Comprehensive Open-Field Dosimetric Validation of Commercially Available Monte Carlo-Based Secondary Dose Verification System for Photon Radiotherapy
Abstract
Purpose
To perform comprehensive dosimetric validation of a commercially available independent Monte Carlo (MC)-based secondary dose calculation engine for clinical photon radiotherapy.
Methods
A suite of open-field dosimetry measurements for 6MV and 10MV flattened and flattening filter free (FFF) photon energies were acquired on a C-arm linear accelerator for validation against MC simulations. A 0.07cc scanning ion chamber was used to measure dose profiles in a homogeneous water phantom, including transverse and radial beam profiles at varying depths (dmax to 30 cm) and percent depth doses (PDDs) spanning clinically useful square-field sizes (ranging from 3x3 to 40x40cm). Analogous three-dimensional (3D) MC simulations were performed with a commercially available secondary dose calculation engine (RadMonteCarlo, Radformation, NY).
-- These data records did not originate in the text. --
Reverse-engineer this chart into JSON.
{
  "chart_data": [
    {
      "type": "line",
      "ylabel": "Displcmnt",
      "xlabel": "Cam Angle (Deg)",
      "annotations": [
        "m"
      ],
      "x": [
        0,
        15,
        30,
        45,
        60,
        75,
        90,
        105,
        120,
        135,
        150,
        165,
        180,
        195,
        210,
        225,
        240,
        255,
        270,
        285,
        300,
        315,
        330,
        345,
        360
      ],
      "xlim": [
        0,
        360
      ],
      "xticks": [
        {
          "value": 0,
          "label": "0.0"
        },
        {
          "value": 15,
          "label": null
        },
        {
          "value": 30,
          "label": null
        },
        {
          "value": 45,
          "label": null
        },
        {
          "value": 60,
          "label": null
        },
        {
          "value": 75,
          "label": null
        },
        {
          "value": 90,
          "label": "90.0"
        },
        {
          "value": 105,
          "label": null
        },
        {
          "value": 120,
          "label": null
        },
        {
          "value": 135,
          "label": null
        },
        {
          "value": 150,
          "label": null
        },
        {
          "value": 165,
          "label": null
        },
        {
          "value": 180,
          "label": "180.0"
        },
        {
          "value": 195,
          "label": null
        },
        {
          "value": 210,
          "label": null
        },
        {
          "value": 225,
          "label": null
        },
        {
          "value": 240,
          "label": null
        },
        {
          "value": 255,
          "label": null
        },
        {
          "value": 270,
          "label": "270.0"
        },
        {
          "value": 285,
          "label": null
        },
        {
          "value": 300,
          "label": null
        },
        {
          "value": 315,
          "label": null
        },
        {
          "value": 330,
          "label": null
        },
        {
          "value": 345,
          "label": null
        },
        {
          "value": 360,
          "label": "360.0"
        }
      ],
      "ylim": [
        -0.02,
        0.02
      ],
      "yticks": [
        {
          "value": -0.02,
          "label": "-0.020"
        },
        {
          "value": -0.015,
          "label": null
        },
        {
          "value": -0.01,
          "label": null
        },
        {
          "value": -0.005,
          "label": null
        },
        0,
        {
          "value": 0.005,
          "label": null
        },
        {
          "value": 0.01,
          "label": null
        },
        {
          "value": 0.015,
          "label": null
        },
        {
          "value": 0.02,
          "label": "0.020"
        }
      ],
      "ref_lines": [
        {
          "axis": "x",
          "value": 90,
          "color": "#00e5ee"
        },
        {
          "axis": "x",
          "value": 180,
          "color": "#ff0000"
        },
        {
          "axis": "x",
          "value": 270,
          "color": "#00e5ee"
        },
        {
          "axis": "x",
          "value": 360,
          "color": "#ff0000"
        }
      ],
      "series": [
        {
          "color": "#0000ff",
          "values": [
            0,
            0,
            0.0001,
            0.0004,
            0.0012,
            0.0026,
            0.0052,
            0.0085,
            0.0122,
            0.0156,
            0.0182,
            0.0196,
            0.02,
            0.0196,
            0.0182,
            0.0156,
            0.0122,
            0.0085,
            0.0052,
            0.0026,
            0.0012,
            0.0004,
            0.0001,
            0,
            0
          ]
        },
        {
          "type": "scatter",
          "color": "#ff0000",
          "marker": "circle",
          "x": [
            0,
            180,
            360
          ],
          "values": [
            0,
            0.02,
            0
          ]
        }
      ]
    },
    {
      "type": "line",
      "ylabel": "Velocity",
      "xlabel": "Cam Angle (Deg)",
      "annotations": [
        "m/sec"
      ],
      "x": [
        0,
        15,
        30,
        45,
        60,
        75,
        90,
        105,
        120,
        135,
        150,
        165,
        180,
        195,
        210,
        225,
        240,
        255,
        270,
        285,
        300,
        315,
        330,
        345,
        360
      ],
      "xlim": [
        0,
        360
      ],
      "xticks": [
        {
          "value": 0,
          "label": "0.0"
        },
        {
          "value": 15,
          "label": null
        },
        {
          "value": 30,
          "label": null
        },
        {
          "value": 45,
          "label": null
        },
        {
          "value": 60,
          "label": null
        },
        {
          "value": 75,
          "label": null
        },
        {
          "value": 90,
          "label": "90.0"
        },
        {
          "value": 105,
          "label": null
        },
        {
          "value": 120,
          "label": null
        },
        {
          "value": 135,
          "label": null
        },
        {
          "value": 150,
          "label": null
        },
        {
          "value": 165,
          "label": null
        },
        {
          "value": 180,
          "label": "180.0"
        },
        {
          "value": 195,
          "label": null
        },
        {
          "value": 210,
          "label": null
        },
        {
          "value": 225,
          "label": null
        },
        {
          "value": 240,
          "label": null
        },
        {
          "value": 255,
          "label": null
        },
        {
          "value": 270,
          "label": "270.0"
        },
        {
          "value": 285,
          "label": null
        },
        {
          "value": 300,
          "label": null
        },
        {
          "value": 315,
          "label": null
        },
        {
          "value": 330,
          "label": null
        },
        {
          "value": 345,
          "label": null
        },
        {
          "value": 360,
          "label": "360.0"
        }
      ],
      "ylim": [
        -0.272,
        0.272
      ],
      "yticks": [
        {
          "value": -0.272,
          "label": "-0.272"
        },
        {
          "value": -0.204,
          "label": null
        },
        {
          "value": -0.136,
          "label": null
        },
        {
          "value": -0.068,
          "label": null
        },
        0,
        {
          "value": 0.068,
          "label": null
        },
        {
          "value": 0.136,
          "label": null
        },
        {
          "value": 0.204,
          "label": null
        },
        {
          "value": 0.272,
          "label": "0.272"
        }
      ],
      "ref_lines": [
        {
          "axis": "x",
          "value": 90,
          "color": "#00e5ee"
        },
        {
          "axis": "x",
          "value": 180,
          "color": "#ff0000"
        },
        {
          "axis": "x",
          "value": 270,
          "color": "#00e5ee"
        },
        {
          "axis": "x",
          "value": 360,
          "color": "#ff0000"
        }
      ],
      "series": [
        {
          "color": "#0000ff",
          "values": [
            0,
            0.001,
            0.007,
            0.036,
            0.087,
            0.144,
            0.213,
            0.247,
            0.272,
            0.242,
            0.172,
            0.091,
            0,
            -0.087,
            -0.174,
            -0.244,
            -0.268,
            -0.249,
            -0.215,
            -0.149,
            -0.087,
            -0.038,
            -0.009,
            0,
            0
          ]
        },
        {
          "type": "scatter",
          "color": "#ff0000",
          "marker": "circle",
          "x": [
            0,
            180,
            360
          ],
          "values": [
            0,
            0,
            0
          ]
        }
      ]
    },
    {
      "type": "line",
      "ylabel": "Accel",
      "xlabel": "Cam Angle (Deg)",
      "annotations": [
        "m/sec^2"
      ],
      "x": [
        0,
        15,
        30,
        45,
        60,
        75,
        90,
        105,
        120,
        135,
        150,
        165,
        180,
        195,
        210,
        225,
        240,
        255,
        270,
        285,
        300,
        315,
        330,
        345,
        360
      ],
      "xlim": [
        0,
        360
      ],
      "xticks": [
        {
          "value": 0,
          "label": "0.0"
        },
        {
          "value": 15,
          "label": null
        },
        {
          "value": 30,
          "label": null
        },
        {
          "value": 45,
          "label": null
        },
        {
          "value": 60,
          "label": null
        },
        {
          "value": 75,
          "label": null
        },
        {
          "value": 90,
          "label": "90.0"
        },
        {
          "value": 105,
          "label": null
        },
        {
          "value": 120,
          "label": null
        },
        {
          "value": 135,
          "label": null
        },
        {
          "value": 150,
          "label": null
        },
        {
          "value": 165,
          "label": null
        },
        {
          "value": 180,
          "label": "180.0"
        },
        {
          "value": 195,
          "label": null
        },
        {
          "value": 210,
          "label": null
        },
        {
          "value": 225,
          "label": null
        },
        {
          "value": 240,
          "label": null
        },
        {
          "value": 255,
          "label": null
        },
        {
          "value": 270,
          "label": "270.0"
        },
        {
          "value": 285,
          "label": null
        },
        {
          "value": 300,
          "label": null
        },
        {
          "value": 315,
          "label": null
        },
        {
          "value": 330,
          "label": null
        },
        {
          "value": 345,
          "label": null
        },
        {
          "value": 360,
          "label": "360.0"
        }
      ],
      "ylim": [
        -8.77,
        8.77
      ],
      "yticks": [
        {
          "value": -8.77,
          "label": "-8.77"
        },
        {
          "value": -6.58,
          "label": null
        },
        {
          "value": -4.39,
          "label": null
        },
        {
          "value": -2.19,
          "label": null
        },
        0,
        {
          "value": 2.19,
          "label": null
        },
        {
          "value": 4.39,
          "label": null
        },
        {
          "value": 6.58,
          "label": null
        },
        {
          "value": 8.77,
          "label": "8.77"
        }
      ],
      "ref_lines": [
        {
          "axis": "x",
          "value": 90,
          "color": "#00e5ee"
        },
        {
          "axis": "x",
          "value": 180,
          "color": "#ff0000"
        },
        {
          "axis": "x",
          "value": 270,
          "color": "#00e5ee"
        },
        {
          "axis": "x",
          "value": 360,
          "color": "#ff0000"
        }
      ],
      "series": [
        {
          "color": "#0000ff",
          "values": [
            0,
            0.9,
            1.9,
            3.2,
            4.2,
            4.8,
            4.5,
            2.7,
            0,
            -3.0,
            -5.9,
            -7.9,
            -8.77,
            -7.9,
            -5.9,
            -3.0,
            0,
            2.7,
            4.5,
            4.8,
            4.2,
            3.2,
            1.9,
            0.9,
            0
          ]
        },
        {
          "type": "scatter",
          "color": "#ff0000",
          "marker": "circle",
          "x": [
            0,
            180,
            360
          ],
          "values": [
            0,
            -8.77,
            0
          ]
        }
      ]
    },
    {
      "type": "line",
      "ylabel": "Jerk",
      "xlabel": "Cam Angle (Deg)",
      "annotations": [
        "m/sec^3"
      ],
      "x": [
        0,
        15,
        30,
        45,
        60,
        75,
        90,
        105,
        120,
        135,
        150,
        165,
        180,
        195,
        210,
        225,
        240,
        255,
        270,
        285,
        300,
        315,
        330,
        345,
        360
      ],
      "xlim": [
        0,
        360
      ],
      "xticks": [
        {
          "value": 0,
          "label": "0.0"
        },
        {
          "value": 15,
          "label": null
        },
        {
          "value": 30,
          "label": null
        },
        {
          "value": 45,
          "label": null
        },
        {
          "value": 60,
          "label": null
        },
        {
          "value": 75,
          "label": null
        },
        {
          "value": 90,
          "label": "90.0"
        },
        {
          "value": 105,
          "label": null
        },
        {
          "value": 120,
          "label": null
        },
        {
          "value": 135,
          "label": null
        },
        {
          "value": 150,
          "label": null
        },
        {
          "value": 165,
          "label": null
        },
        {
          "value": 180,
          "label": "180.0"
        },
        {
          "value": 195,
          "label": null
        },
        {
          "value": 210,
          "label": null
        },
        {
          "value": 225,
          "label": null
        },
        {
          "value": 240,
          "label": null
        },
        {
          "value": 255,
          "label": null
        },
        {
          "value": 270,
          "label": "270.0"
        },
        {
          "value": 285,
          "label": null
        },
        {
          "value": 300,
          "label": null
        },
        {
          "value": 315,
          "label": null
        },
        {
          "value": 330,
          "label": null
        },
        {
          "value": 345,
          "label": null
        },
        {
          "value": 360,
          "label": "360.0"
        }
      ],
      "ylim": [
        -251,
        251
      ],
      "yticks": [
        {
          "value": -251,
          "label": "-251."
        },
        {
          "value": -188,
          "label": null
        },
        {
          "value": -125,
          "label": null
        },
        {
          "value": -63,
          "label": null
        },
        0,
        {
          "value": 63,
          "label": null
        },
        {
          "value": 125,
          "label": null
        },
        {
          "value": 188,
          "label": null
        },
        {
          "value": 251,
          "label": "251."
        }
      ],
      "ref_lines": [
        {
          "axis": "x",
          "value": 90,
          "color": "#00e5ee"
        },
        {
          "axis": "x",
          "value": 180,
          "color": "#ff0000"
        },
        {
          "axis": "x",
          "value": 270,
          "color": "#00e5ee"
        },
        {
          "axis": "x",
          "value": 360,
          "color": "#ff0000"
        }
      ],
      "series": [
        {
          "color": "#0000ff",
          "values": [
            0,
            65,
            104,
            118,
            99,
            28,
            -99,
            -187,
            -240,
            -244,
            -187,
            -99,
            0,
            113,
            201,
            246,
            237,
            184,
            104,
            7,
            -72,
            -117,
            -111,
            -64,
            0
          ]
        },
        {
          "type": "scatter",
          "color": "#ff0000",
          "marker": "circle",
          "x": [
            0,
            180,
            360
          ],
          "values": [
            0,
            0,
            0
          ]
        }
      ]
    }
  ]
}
The number of MC histories per measurement condition was field-size dependent and increased such that the mean statistical uncertainty was less than 0.3%. For a given measured profile, associated MC data were extracted from the simulated 3D dose volumes, which were averaged across all histories. This data was convolved with a Gaussian kernel with a 5 mm FWHM to account for detector volume averaging in measured data. MPPG5a dose difference (DD) and distance-to-agreement (DTA) evaluation criteria were employed to compare measured data against MC simulations.
Results
All measured PDD data points (n=12000) agreed with MC simulations across all energies and field sizes at 2% or 2mm DD/DTA criteria. For cross-plane profiles, all measured points (n=27,964) for 6FFF and 10FFF energies agreed with MC simulations evaluated at 2% DD in-field, 3mm DTA in penumbra, and 3% of maximum field dose out-of-field. Minimal disagreement was observed for 6MV (n=40/13976) and 10MV (n=311/13996) profiles, primarily in the out-of-field regions for large field sizes.
Conclusion
This study provides a comprehensive dosimetric validation of a commercial MC-based secondary dose calculation engine and demonstrates its clinical utility for benchmarking measured data.